PART TWO: RETURN TO HOGWARTS

The next several days were surreal. Whenever the Dursleys sat down to watch television, they begged Harry to join them, and adopted tragic, disappointed facial expressions when he refused; they peppered him with questions about Hogwarts, and listened in rapt attention as he fumbled for answers. They parceled the chores among themselves, begging off Harry's attempts to re-establish some normality when he offered to do them himself. They invited him to go to the cinema, to go out to dinner. His aunt insisted on buying him new clothes, and gloated aloud about how wonderful her 'Ickle Harrykins' looked. Dudley watched it all without jealousy, and even offered his new 'little brother' advice on everything from girls, to throwing a punch, to driving...
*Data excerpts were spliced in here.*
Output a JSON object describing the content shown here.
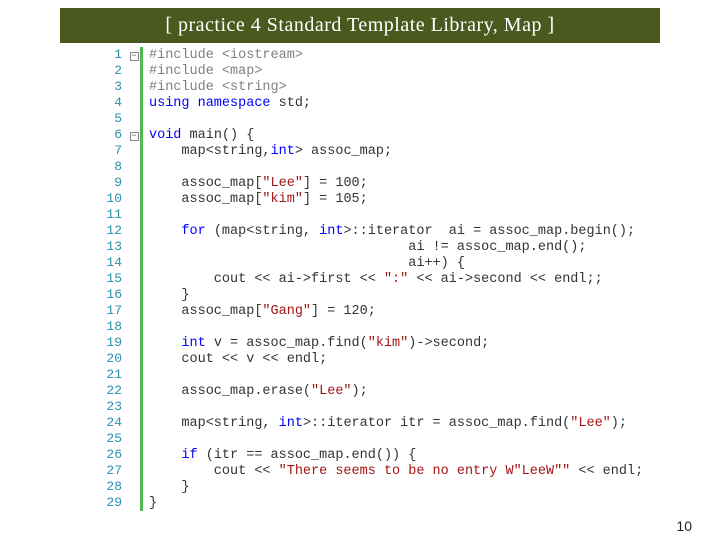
{
  "title": "[ practice 4 Standard Template Library, Map ]",
  "page_number": "10",
  "lines": [
    {
      "n": "1",
      "fold": "box",
      "spans": [
        {
          "t": "#include ",
          "c": "pp"
        },
        {
          "t": "<iostream>",
          "c": "inc"
        }
      ]
    },
    {
      "n": "2",
      "fold": "",
      "spans": [
        {
          "t": "#include ",
          "c": "pp"
        },
        {
          "t": "<map>",
          "c": "inc"
        }
      ]
    },
    {
      "n": "3",
      "fold": "",
      "spans": [
        {
          "t": "#include ",
          "c": "pp"
        },
        {
          "t": "<string>",
          "c": "inc"
        }
      ]
    },
    {
      "n": "4",
      "fold": "",
      "spans": [
        {
          "t": "using namespace ",
          "c": "kw"
        },
        {
          "t": "std;",
          "c": "id"
        }
      ]
    },
    {
      "n": "5",
      "fold": "",
      "spans": []
    },
    {
      "n": "6",
      "fold": "box",
      "spans": [
        {
          "t": "void ",
          "c": "kw"
        },
        {
          "t": "main() {",
          "c": "id"
        }
      ]
    },
    {
      "n": "7",
      "fold": "",
      "spans": [
        {
          "t": "    map<string,",
          "c": "id"
        },
        {
          "t": "int",
          "c": "kw"
        },
        {
          "t": "> assoc_map;",
          "c": "id"
        }
      ]
    },
    {
      "n": "8",
      "fold": "",
      "spans": []
    },
    {
      "n": "9",
      "fold": "",
      "spans": [
        {
          "t": "    assoc_map[",
          "c": "id"
        },
        {
          "t": "\"Lee\"",
          "c": "str"
        },
        {
          "t": "] = 100;",
          "c": "id"
        }
      ]
    },
    {
      "n": "10",
      "fold": "",
      "spans": [
        {
          "t": "    assoc_map[",
          "c": "id"
        },
        {
          "t": "\"kim\"",
          "c": "str"
        },
        {
          "t": "] = 105;",
          "c": "id"
        }
      ]
    },
    {
      "n": "11",
      "fold": "",
      "spans": []
    },
    {
      "n": "12",
      "fold": "",
      "spans": [
        {
          "t": "    ",
          "c": ""
        },
        {
          "t": "for ",
          "c": "kw"
        },
        {
          "t": "(map<string, ",
          "c": "id"
        },
        {
          "t": "int",
          "c": "kw"
        },
        {
          "t": ">::iterator  ai = assoc_map.begin();",
          "c": "id"
        }
      ]
    },
    {
      "n": "13",
      "fold": "",
      "spans": [
        {
          "t": "                                ai != assoc_map.end();",
          "c": "id"
        }
      ]
    },
    {
      "n": "14",
      "fold": "",
      "spans": [
        {
          "t": "                                ai++) {",
          "c": "id"
        }
      ]
    },
    {
      "n": "15",
      "fold": "",
      "spans": [
        {
          "t": "        cout << ai->first << ",
          "c": "id"
        },
        {
          "t": "\":\"",
          "c": "str"
        },
        {
          "t": " << ai->second << endl;;",
          "c": "id"
        }
      ]
    },
    {
      "n": "16",
      "fold": "",
      "spans": [
        {
          "t": "    }",
          "c": "id"
        }
      ]
    },
    {
      "n": "17",
      "fold": "",
      "spans": [
        {
          "t": "    assoc_map[",
          "c": "id"
        },
        {
          "t": "\"Gang\"",
          "c": "str"
        },
        {
          "t": "] = 120;",
          "c": "id"
        }
      ]
    },
    {
      "n": "18",
      "fold": "",
      "spans": []
    },
    {
      "n": "19",
      "fold": "",
      "spans": [
        {
          "t": "    ",
          "c": ""
        },
        {
          "t": "int ",
          "c": "kw"
        },
        {
          "t": "v = assoc_map.find(",
          "c": "id"
        },
        {
          "t": "\"kim\"",
          "c": "str"
        },
        {
          "t": ")->second;",
          "c": "id"
        }
      ]
    },
    {
      "n": "20",
      "fold": "",
      "spans": [
        {
          "t": "    cout << v << endl;",
          "c": "id"
        }
      ]
    },
    {
      "n": "21",
      "fold": "",
      "spans": []
    },
    {
      "n": "22",
      "fold": "",
      "spans": [
        {
          "t": "    assoc_map.erase(",
          "c": "id"
        },
        {
          "t": "\"Lee\"",
          "c": "str"
        },
        {
          "t": ");",
          "c": "id"
        }
      ]
    },
    {
      "n": "23",
      "fold": "",
      "spans": []
    },
    {
      "n": "24",
      "fold": "",
      "spans": [
        {
          "t": "    map<string, ",
          "c": "id"
        },
        {
          "t": "int",
          "c": "kw"
        },
        {
          "t": ">::iterator itr = assoc_map.find(",
          "c": "id"
        },
        {
          "t": "\"Lee\"",
          "c": "str"
        },
        {
          "t": ");",
          "c": "id"
        }
      ]
    },
    {
      "n": "25",
      "fold": "",
      "spans": []
    },
    {
      "n": "26",
      "fold": "",
      "spans": [
        {
          "t": "    ",
          "c": ""
        },
        {
          "t": "if ",
          "c": "kw"
        },
        {
          "t": "(itr == assoc_map.end()) {",
          "c": "id"
        }
      ]
    },
    {
      "n": "27",
      "fold": "",
      "spans": [
        {
          "t": "        cout << ",
          "c": "id"
        },
        {
          "t": "\"There seems to be no entry W\"LeeW\"\"",
          "c": "str"
        },
        {
          "t": " << endl;",
          "c": "id"
        }
      ]
    },
    {
      "n": "28",
      "fold": "",
      "spans": [
        {
          "t": "    }",
          "c": "id"
        }
      ]
    },
    {
      "n": "29",
      "fold": "",
      "spans": [
        {
          "t": "}",
          "c": "id"
        }
      ]
    }
  ]
}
Harry went along with it out of sheer terror.

He sent frantic letters to Dumbledore and the Order, absolutely convinced his relatives had been killed and some imposters with malevolent intent had taken their place. Or perhaps they were under the Imperius Curse. Or maybe they'd been poisoned, and their neural pathways were slowly festering, leaving them under the delusion they cared what happened to Harry, when in reality they were acquiring irreversible brain damage that would eventually manifest itself in homicidal rage...

Nymphadora Tonks, Arthur Weasley, and Remus Lupin arrived after several of these frantic communiqués and laughed off his fears.

"Honestly, Harry, you're upset because they're not mistreating you for once?" Mr. Weasley said, chuckling. "They're probably just being mindful of our warning."

A fleeting smile crossed Harry's lips as he recalled the end of the school year when members of the Order had ordered the Dursleys to treat Harry well or face their wrath.

"It's more than that, Mr. Weasley. They're acting wrong. They're behaving as if..." he lowered his voice, wary of his imposter relatives overhearing, "They're acting like they love me."

"Maybe the Dursleys have simply learned the meaning of family, Harry," Tonks said with a coy little smile.

Harry seriously doubted it. He watched them leave again with trepidation, and turned, even more incredulous, to find his relatives waving goodbye.

"What pleasant people!" Aunt Petunia exclaimed after they'd left, turning to his uncle. "Vernon, we really must have them over for tea sometime! And I must ask that girl who dyed her hair that lovely shade of purple..."


Harry spent several more days dubiously playing family with his family. As his suspicions about their identities slowly waned, he began to consider this might all be some horrible trick. It would be just like the Dursleys to play nice to him, to lull him into a sense of security, and then yank it out from under him again. To laugh, spitefully and maliciously, once Harry had begun to trust in their kindness.

Actually, it wouldn't be like them at all.

They would never be able to pull off an act this elaborate. His Uncle Vernon could barely stand to be civil to Harry, much less play a father to him. And all the money his aunt had spent the last several days on Harry's clothing... That couldn't be just for show.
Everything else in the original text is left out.